Nealand’s current edition of Royal Roses — Tomas Majcherski on tenor saxophone and clarinet, Jon Ramm on trombone, Matt Bell on guitar, Nathan Lambertson on bass and Paul Thibodeaux on drums — is as versatile and eager to play as their indefatigable leader. Auroroa herself was a whirlwind on soprano saxophone and clarinet, leading the band through a set of crowd pleasing anthems one day and a challenging display of deep cuts the next. She greeted the crowd in French and English and had them dancing in the sweltering heat before long. The band started with a collective improvisation piece that was as contemporary as anything you’ll hear out there, followed by a Sidney Bechet piece that enforced the idea that the collective improvisation of early New Orleans jazz is similar in form and spirit to the open improvisation of the great contemporary players.

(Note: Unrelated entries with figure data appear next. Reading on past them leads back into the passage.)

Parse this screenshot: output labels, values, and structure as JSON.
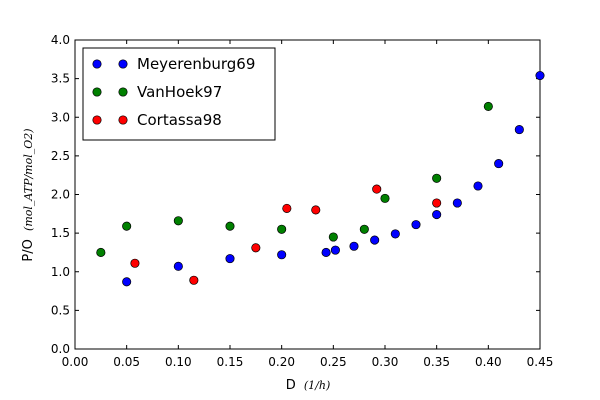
{
  "chart_data": {
    "type": "scatter",
    "xlabel_text": "D",
    "xlabel_math": "(1/h)",
    "ylabel_text": "P/O",
    "ylabel_math": "(mol_ATP/mol_O2)",
    "xlim": [
      0.0,
      0.45
    ],
    "ylim": [
      0.0,
      4.0
    ],
    "xticks": [
      0.0,
      0.05,
      0.1,
      0.15,
      0.2,
      0.25,
      0.3,
      0.35,
      0.4,
      0.45
    ],
    "xtick_labels": [
      "0.00",
      "0.05",
      "0.10",
      "0.15",
      "0.20",
      "0.25",
      "0.30",
      "0.35",
      "0.40",
      "0.45"
    ],
    "yticks": [
      0.0,
      0.5,
      1.0,
      1.5,
      2.0,
      2.5,
      3.0,
      3.5,
      4.0
    ],
    "ytick_labels": [
      "0.0",
      "0.5",
      "1.0",
      "1.5",
      "2.0",
      "2.5",
      "3.0",
      "3.5",
      "4.0"
    ],
    "grid": false,
    "legend_position": "top-left",
    "series": [
      {
        "name": "Meyerenburg69",
        "color": "#0000ff",
        "points": [
          [
            0.05,
            0.87
          ],
          [
            0.1,
            1.07
          ],
          [
            0.15,
            1.17
          ],
          [
            0.2,
            1.22
          ],
          [
            0.243,
            1.25
          ],
          [
            0.252,
            1.28
          ],
          [
            0.27,
            1.33
          ],
          [
            0.29,
            1.41
          ],
          [
            0.31,
            1.49
          ],
          [
            0.33,
            1.61
          ],
          [
            0.35,
            1.74
          ],
          [
            0.37,
            1.89
          ],
          [
            0.39,
            2.11
          ],
          [
            0.41,
            2.4
          ],
          [
            0.43,
            2.84
          ],
          [
            0.45,
            3.54
          ]
        ]
      },
      {
        "name": "VanHoek97",
        "color": "#008000",
        "points": [
          [
            0.025,
            1.25
          ],
          [
            0.05,
            1.59
          ],
          [
            0.1,
            1.66
          ],
          [
            0.15,
            1.59
          ],
          [
            0.2,
            1.55
          ],
          [
            0.25,
            1.45
          ],
          [
            0.28,
            1.55
          ],
          [
            0.3,
            1.95
          ],
          [
            0.35,
            2.21
          ],
          [
            0.4,
            3.14
          ]
        ]
      },
      {
        "name": "Cortassa98",
        "color": "#ff0000",
        "points": [
          [
            0.058,
            1.11
          ],
          [
            0.115,
            0.89
          ],
          [
            0.175,
            1.31
          ],
          [
            0.205,
            1.82
          ],
          [
            0.233,
            1.8
          ],
          [
            0.292,
            2.07
          ],
          [
            0.35,
            1.89
          ]
        ]
      }
    ]
  }
}
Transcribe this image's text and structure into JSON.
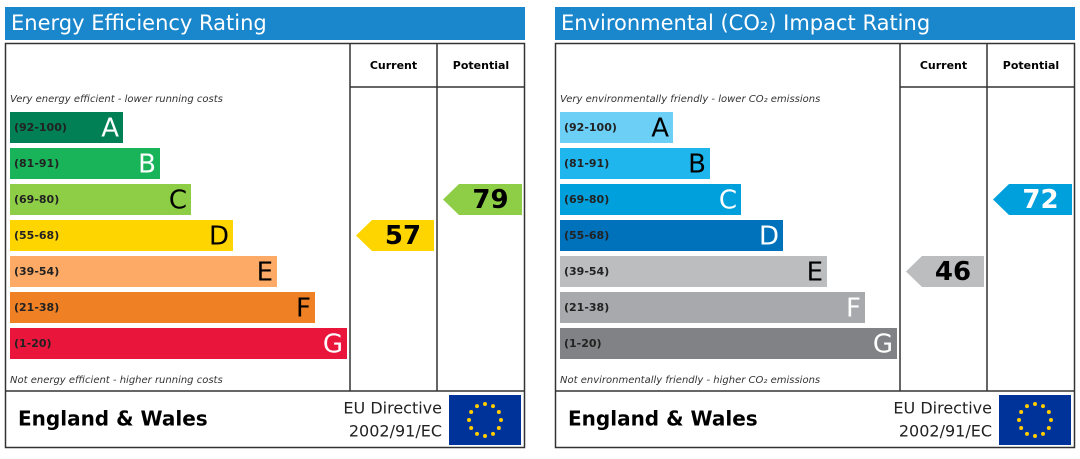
{
  "panels": [
    {
      "title": "Energy Efficiency Rating",
      "col_current": "Current",
      "col_potential": "Potential",
      "top_note": "Very energy efficient - lower running costs",
      "bottom_note": "Not energy efficient - higher running costs",
      "bands": [
        {
          "range": "(92-100)",
          "letter": "A",
          "color": "#008054",
          "text_color": "#ffffff"
        },
        {
          "range": "(81-91)",
          "letter": "B",
          "color": "#19b459",
          "text_color": "#ffffff"
        },
        {
          "range": "(69-80)",
          "letter": "C",
          "color": "#8dce46",
          "text_color": "#000000"
        },
        {
          "range": "(55-68)",
          "letter": "D",
          "color": "#ffd500",
          "text_color": "#000000"
        },
        {
          "range": "(39-54)",
          "letter": "E",
          "color": "#fcaa65",
          "text_color": "#000000"
        },
        {
          "range": "(21-38)",
          "letter": "F",
          "color": "#ef8023",
          "text_color": "#000000"
        },
        {
          "range": "(1-20)",
          "letter": "G",
          "color": "#e9153b",
          "text_color": "#ffffff"
        }
      ],
      "current": 57,
      "potential": 79,
      "footer": "England & Wales",
      "directive": "EU Directive",
      "directive_code": "2002/91/EC"
    },
    {
      "title": "Environmental (CO₂) Impact Rating",
      "col_current": "Current",
      "col_potential": "Potential",
      "top_note": "Very environmentally friendly - lower CO₂ emissions",
      "bottom_note": "Not environmentally friendly - higher CO₂ emissions",
      "bands": [
        {
          "range": "(92-100)",
          "letter": "A",
          "color": "#6ccff6",
          "text_color": "#000000"
        },
        {
          "range": "(81-91)",
          "letter": "B",
          "color": "#1fb6ee",
          "text_color": "#000000"
        },
        {
          "range": "(69-80)",
          "letter": "C",
          "color": "#00a0dc",
          "text_color": "#ffffff"
        },
        {
          "range": "(55-68)",
          "letter": "D",
          "color": "#0072bc",
          "text_color": "#ffffff"
        },
        {
          "range": "(39-54)",
          "letter": "E",
          "color": "#bbbdbf",
          "text_color": "#000000"
        },
        {
          "range": "(21-38)",
          "letter": "F",
          "color": "#a7a9ac",
          "text_color": "#ffffff"
        },
        {
          "range": "(1-20)",
          "letter": "G",
          "color": "#808285",
          "text_color": "#ffffff"
        }
      ],
      "current": 46,
      "potential": 72,
      "footer": "England & Wales",
      "directive": "EU Directive",
      "directive_code": "2002/91/EC"
    }
  ]
}
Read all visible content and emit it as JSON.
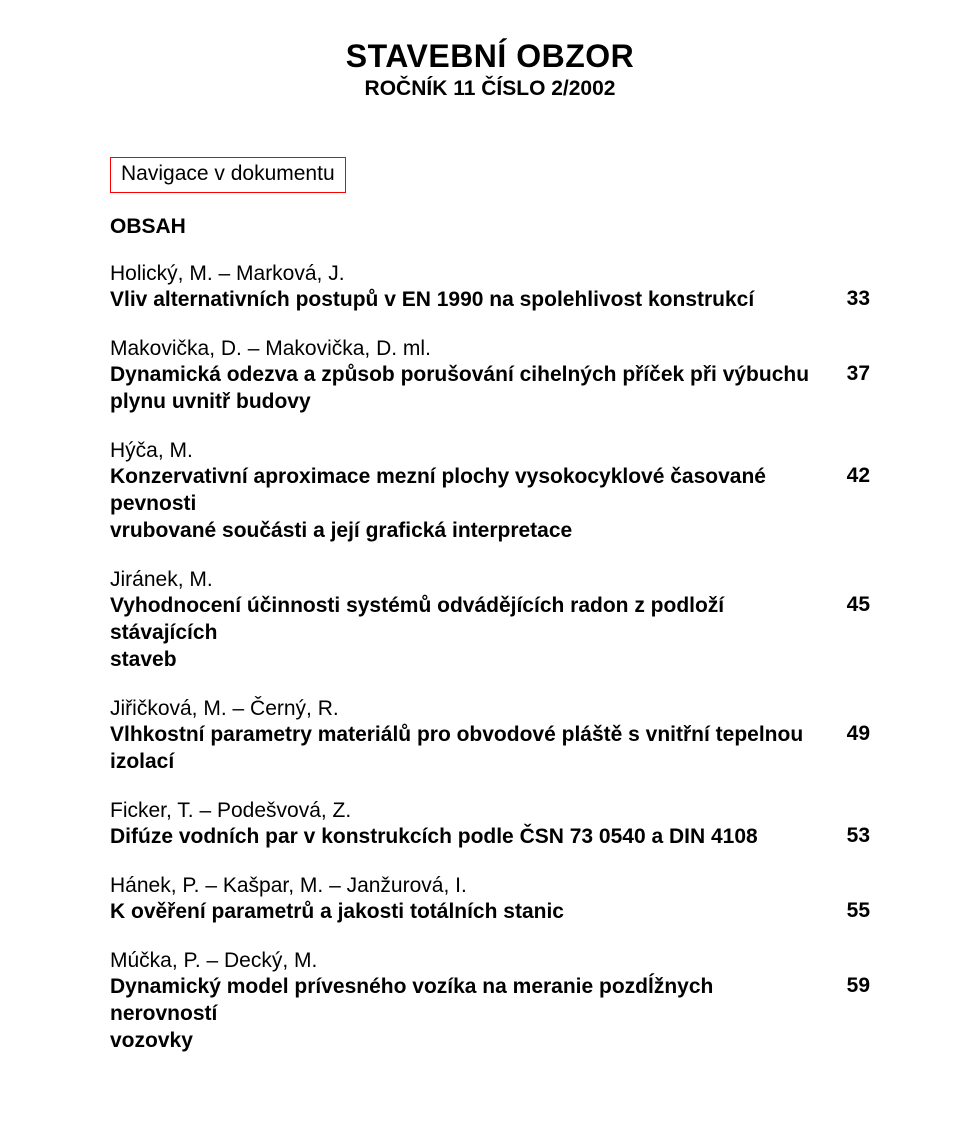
{
  "header": {
    "title": "STAVEBNÍ OBZOR",
    "subtitle": "ROČNÍK 11 ČÍSLO 2/2002"
  },
  "nav_label": "Navigace v dokumentu",
  "obsah_label": "OBSAH",
  "colors": {
    "text": "#000000",
    "background": "#ffffff",
    "nav_border": "#ff0000"
  },
  "typography": {
    "title_fontsize_pt": 24,
    "subtitle_fontsize_pt": 16,
    "body_fontsize_pt": 16,
    "font_family": "Arial"
  },
  "entries": [
    {
      "authors": "Holický, M. – Marková, J.",
      "title_line1": "Vliv alternativních postupů v EN 1990 na spolehlivost konstrukcí",
      "title_line2": "",
      "page": "33"
    },
    {
      "authors": "Makovička, D. – Makovička, D. ml.",
      "title_line1": "Dynamická odezva a způsob porušování cihelných příček při výbuchu",
      "title_line2": "plynu uvnitř budovy",
      "page": "37"
    },
    {
      "authors": "Hýča, M.",
      "title_line1": "Konzervativní aproximace mezní plochy vysokocyklové časované pevnosti",
      "title_line2": "vrubované součásti a její grafická interpretace",
      "page": "42"
    },
    {
      "authors": "Jiránek, M.",
      "title_line1": "Vyhodnocení účinnosti systémů odvádějících radon z podloží stávajících",
      "title_line2": "staveb",
      "page": "45"
    },
    {
      "authors": "Jiřičková, M. – Černý, R.",
      "title_line1": "Vlhkostní parametry materiálů pro obvodové pláště s vnitřní tepelnou",
      "title_line2": "izolací",
      "page": "49"
    },
    {
      "authors": "Ficker, T. – Podešvová, Z.",
      "title_line1": "Difúze vodních par v konstrukcích podle ČSN 73 0540 a DIN 4108",
      "title_line2": "",
      "page": "53"
    },
    {
      "authors": "Hánek, P. – Kašpar, M. – Janžurová, I.",
      "title_line1": "K ověření parametrů a jakosti totálních stanic",
      "title_line2": "",
      "page": "55"
    },
    {
      "authors": "Múčka, P. – Decký, M.",
      "title_line1": "Dynamický model prívesného vozíka na meranie pozdĺžnych nerovností",
      "title_line2": "vozovky",
      "page": "59"
    }
  ]
}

Nealand continued to offer a history lesson in New Orleans music that was heavy on dance beats — a couple of Bechet vehicles, a song recorded by Jelly Roll Morton, some Bessie Smith, a second line line strut — and employed Bell and Ramm in solo vocal spots as well as singing herself in that joyous, out-of-the-corner-of-her-mouth style that is so surprisingly strong. She finished up with her own piece, “Ferryman,” that worked the crowd up to a standing ovation.